From this point in Luke’s Gospel, as he and his disciples come down from the mountain, Jesus sets his face to Jerusalem – to his coming trial and suffering, and ultimately to the cross. But here on the mountain-top, with his disciples as witnesses, and in the presence of the two great figures of the Hebrew Scriptures, Jesus describes what it is he will achieve through the cross – it is to be nothing less than an exodus.

What is this exodus about, then? We know well the story of the original exodus, don’t we – we remember it when we commemorate our Easter celebrations, as we retell the story of liberation and freedom of the Hebrew people from the tyranny of Pharaoh and the Egyptians. This original exodus began the journey of God’s chosen people to the promised land, and displayed powerfully God’s love and care for God’s people.

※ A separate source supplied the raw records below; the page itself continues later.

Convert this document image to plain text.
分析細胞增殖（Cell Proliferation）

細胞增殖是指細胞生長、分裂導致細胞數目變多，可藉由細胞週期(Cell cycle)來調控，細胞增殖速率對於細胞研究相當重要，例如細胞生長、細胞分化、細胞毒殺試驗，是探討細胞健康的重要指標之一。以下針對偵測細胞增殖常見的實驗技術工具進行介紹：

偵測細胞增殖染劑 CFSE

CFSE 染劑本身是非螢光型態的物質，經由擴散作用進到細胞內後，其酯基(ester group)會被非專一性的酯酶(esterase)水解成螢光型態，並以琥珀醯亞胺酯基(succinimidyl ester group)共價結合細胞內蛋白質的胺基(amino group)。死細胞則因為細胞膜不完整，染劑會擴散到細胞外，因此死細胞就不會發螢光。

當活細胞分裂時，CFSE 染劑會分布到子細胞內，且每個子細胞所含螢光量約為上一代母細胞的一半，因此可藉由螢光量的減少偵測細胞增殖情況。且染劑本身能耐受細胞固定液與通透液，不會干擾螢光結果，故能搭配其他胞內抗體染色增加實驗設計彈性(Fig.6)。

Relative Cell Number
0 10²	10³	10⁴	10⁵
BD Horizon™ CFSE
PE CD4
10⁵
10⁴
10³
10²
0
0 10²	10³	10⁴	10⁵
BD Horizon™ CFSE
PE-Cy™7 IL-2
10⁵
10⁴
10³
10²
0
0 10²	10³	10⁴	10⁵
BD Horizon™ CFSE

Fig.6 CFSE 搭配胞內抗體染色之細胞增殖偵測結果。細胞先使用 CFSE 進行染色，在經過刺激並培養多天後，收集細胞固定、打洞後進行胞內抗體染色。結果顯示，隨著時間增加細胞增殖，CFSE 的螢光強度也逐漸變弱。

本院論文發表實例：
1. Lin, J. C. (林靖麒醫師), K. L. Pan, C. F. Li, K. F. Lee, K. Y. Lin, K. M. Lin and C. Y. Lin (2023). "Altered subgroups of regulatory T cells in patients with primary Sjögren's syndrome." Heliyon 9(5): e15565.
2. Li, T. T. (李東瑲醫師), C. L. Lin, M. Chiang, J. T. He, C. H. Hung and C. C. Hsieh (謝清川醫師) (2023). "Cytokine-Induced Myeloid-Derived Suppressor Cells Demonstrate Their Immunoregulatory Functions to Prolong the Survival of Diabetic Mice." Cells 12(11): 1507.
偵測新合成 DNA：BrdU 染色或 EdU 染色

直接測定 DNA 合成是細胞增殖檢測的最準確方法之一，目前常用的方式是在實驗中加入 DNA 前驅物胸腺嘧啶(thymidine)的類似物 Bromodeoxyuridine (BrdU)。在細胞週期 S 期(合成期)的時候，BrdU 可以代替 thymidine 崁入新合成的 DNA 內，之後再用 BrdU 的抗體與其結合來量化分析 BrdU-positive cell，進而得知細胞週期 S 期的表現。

But never before had I quite thought of the events of Jesus’ passion, death and resurrection in quite such a similarly explicit way. For those events of the cross are surely for us, an exodus – a freedom from the tyranny of that which binds us, and holds us back from being the people who we were created to be. Our own exodus and release, wrought by the power of Jesus’ death and resurrection displays for us the power of God’s love and care for us, as we begin our journey back to our Creator.

And this… this is what Jesus speaks of here on the mountain – the exodus, that journey which must go by the way of the cross, in order to gain our freedom.

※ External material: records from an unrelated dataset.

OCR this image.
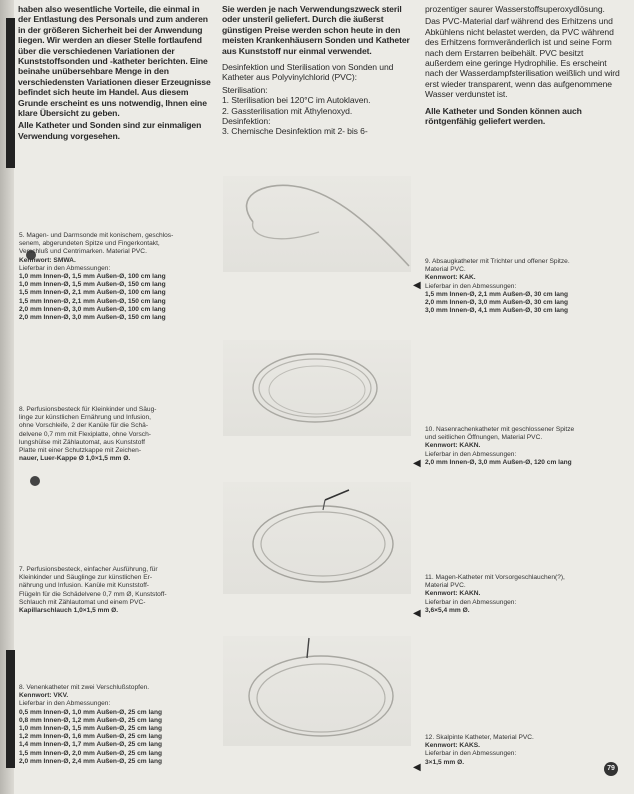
haben also wesentliche Vorteile, die einmal in der Entlastung des Personals und zum anderen in der größeren Sicherheit bei der Anwendung liegen. Wir werden an dieser Stelle fortlaufend über die verschiedenen Variationen der Kunststoffsonden und -katheter berichten. Eine beinahe unübersehbare Menge in den verschiedensten Variationen dieser Erzeugnisse befindet sich heute im Handel. Aus diesem Grunde erscheint es uns notwendig, Ihnen eine klare Übersicht zu geben.

Alle Katheter und Sonden sind zur einmaligen Verwendung vorgesehen.

Sie werden je nach Verwendungszweck steril oder unsteril geliefert. Durch die äußerst günstigen Preise werden schon heute in den meisten Krankenhäusern Sonden und Katheter aus Kunststoff nur einmal verwendet.

Desinfektion und Sterilisation von Sonden und Katheter aus Polyvinylchlorid (PVC):

Sterilisation:
1. Sterilisation bei 120°C im Autoklaven.
2. Gassterilisation mit Äthylenoxyd.
Desinfektion:
3. Chemische Desinfektion mit 2- bis 6-

prozentiger saurer Wasserstoffsuperoxydlösung.

Das PVC-Material darf während des Erhitzens und Abkühlens nicht belastet werden, da PVC während des Erhitzens formveränderlich ist und seine Form nach dem Erstarren beibehält. PVC besitzt außerdem eine geringe Hydrophilie. Es erscheint nach der Wasserdampfsterilisation weißlich und wird erst wieder transparent, wenn das aufgenommene Wasser verdunstet ist.

Alle Katheter und Sonden können auch röntgenfähig geliefert werden.

5. Magen- und Darmsonde mit konischem, geschlos-
senem, abgerundeten Spitze und Fingerkontakt,
Verschluß und Centrimarken. Material PVC.
Kennwort: SMWA.
Lieferbar in den Abmessungen:
1,0 mm Innen-Ø, 1,5 mm Außen-Ø, 100 cm lang
1,0 mm Innen-Ø, 1,5 mm Außen-Ø, 150 cm lang
1,5 mm Innen-Ø, 2,1 mm Außen-Ø, 100 cm lang
1,5 mm Innen-Ø, 2,1 mm Außen-Ø, 150 cm lang
2,0 mm Innen-Ø, 3,0 mm Außen-Ø, 100 cm lang
2,0 mm Innen-Ø, 3,0 mm Außen-Ø, 150 cm lang
8. Perfusionsbesteck für Kleinkinder und Säug-
linge zur künstlichen Ernährung und Infusion,
ohne Vorschleife, 2 der Kanüle für die Schä-
delvene 0,7 mm mit Flexiplatte, ohne Vorsch-
lungshülse mit Zählautomat, aus Kunststoff
Platte mit einer Schutzkappe mit Zeichen-
nauer, Luer-Kappe Ø 1,0×1,5 mm Ø.
7. Perfusionsbesteck, einfacher Ausführung, für
Kleinkinder und Säuglinge zur künstlichen Er-
nährung und Infusion. Kanüle mit Kunststoff-
Flügeln für die Schädelvene 0,7 mm Ø, Kunststoff-
Schlauch mit Zählautomat und einem PVC-
Kapillarschlauch 1,0×1,5 mm Ø.
8. Venenkatheter mit zwei Verschlußstopfen.
Kennwort: VKV.
Lieferbar in den Abmessungen:
0,5 mm Innen-Ø, 1,0 mm Außen-Ø, 25 cm lang
0,8 mm Innen-Ø, 1,2 mm Außen-Ø, 25 cm lang
1,0 mm Innen-Ø, 1,5 mm Außen-Ø, 25 cm lang
1,2 mm Innen-Ø, 1,6 mm Außen-Ø, 25 cm lang
1,4 mm Innen-Ø, 1,7 mm Außen-Ø, 25 cm lang
1,5 mm Innen-Ø, 2,0 mm Außen-Ø, 25 cm lang
2,0 mm Innen-Ø, 2,4 mm Außen-Ø, 25 cm lang
◀
9. Absaugkatheter mit Trichter und offener Spitze.
Material PVC.
Kennwort: KAK.
Lieferbar in den Abmessungen:
1,5 mm Innen-Ø, 2,1 mm Außen-Ø, 30 cm lang
2,0 mm Innen-Ø, 3,0 mm Außen-Ø, 30 cm lang
3,0 mm Innen-Ø, 4,1 mm Außen-Ø, 30 cm lang
◀
10. Nasenrachenkatheter mit geschlossener Spitze
und seitlichen Öffnungen, Material PVC.
Kennwort: KAKN.
Lieferbar in den Abmessungen:
2,0 mm Innen-Ø, 3,0 mm Außen-Ø, 120 cm lang
◀
11. Magen-Katheter mit Vorsorgeschlauchen(?),
Material PVC.
Kennwort: KAKN.
Lieferbar in den Abmessungen:
3,6×5,4 mm Ø.
◀
12. Skalpinte Katheter, Material PVC.
Kennwort: KAKS.
Lieferbar in den Abmessungen:
3×1,5 mm Ø.
79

So if we share with Jesus in this freedom, then it follows, I think, that we also share with him in his glory, his divinity, his “God-ness”, just as he shares with us our humanity, our being of the earth. So, although this feast is primarily a revelation about Jesus, confirming his divinity, authority and glory, the challenge and the shock is… it’s also a revelation about us… and who we are called to be!

That shining, transformed, beautiful person on the mountain is who God invites us to be. What we see in Jesus is a promise of the possibility of who we, through God’s grace, can become.

God is guaranteeing to take the sobering reality of our present truth, our present condition, and transform it into glory. When we look at the transformed Jesus we see who God is offering to make us… who we can be…. because this shining beauty is who God created us to be… and despite our failure, remains our true essence. The image of God remains intact within us… waiting to be brought forth. Waiting to be freed, by the exodus that Jesus promises he will fulfil.

The brilliant local Jesuit theologian, Brendan Byrne, says this about the feast we celebrate tonight: “We will sometimes be with Jesus on the mountain, mostly on the plain; but whatever we feel at any particular moment, we will never be truly far from the One who is the source of our life and our hope.”

At the end of it all, the Transfiguration, then, is not about the remoteness of God; not about the distance which exists between God and us. Rather, despite its almost supernatural overtones it is about the closeness; the imminence of God. And it is about a promise – an eternal promise, that through the exodus of Jesus’ death and resurrection, we may be transformed.

This journey of transformation takes us by the way of the cross. Those who would realise their potential and achieve their destiny with the transfigured and risen Christ, must also walk with him the way of the cross. For only there, only as we are put to death with him, will the powers of death lose their hold over us, and leave us free to be raised with Christ, that we might with him shine, transfigured, with the blazing glory of God.

(Let us pray). Almighty God, who wonderfully created us in your own image and yet more wonderfully restored us in your Son Jesus Christ: grant that, as he came to share our human nature, so we may be partakers in his divine glory; who is alive and reigns with you and the Holy Spirit, one God, now and for ever.

Amen.

One Comment

  1. Thanks for this excellent sermon, Sam. The image of us joining Christ in his exodus so that we can join him in being transfigured into the image of God is a powerful one. Great stuff.